I could see a small crowd gathering around the excited animals. It was difficult to say whether the owners weren’t more excited than their pets. The dog show was clearly a good idea.  I applauded myself for coming up with it.
‘Wait, was it my idea? Why is everything so confusing? Why am I so tired?’ – the questions kept popping into my head making it even more difficult to focus on various people greeting me, congratulating me on organising this event.
‘Don’t they understand how difficult it is for me to be here? To be stuck in this wheelchair, barely being able to open my mouth?’- the angry voice in my head silenced all the cheerful thoughts I had. Suddenly the picture seemed less idyllic. It started to resemble a sad grotesque.
Here they were, strangers, coming to learn something about multiple sclerosis, the disease I’ve been suffering from for almost ten years now. They were proud of themselves.  Sacrificing their Sunday just to come and see ‘ill people’, show their mercy, spend some pennies on the coconut water or cookies. I could see pity in their eyes as they were approaching me to say: ‘ Wow, thank you for organising this. It’s amazing’.
‘But is it? What have I really accomplished?’- This question would have made me really upset had I not been so tired. It’s easy for them to laugh, run, enjoy the sunshine. Well, simply enjoy the life. My life, as I knew it, ended some years ago. No, that’s the wrong way to put it. It did not end abruptly like a candle being extinguished by a strong blow of the wind. It used to burn like a flame and then began withering and withering away until I was left like this. (‘withering and withering away’…just like my thoughts now.
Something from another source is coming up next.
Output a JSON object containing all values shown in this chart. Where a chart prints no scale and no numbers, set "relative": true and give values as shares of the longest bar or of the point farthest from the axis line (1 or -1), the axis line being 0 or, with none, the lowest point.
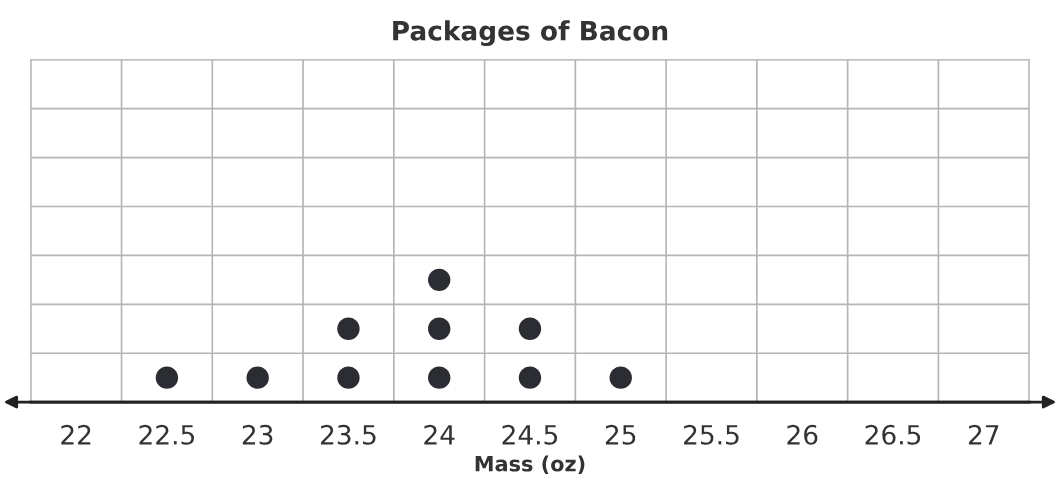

Why is it so hot?) Same body, still recognisable by my friends. Yet so different to what it used to look like. Still the same mind, yet so changed. Much less recognisable by me.
‘Who’s this person approaching me? I’ve seen him before’
Another handshake, another kiss on the cheek. Then they will all go back to their world, shutting the door tightly behind them. It’s not easy to be surrounded by the disabled people after all.  I used to be exactly like this. How do you approach someone with a disability? Show him pity?  He’ll recognise it. Just as I can feel it now.
The music changed. The joyful sounds of some old rock song filled the churchyard. I saw the smiles on people’s faces. I heard them talking passionately about MS.

Maybe I did accomplish something after all. Perhaps our worlds are intermingled and it’s me creating the division, shutting myself off from them. Maybe the children’s laughter and the smile of people surrounding me are worth it. Maybe my life can still resemble the flame rather than a hollow existence. Maybe that’s just how it should be. My lips twitched. I was smiling.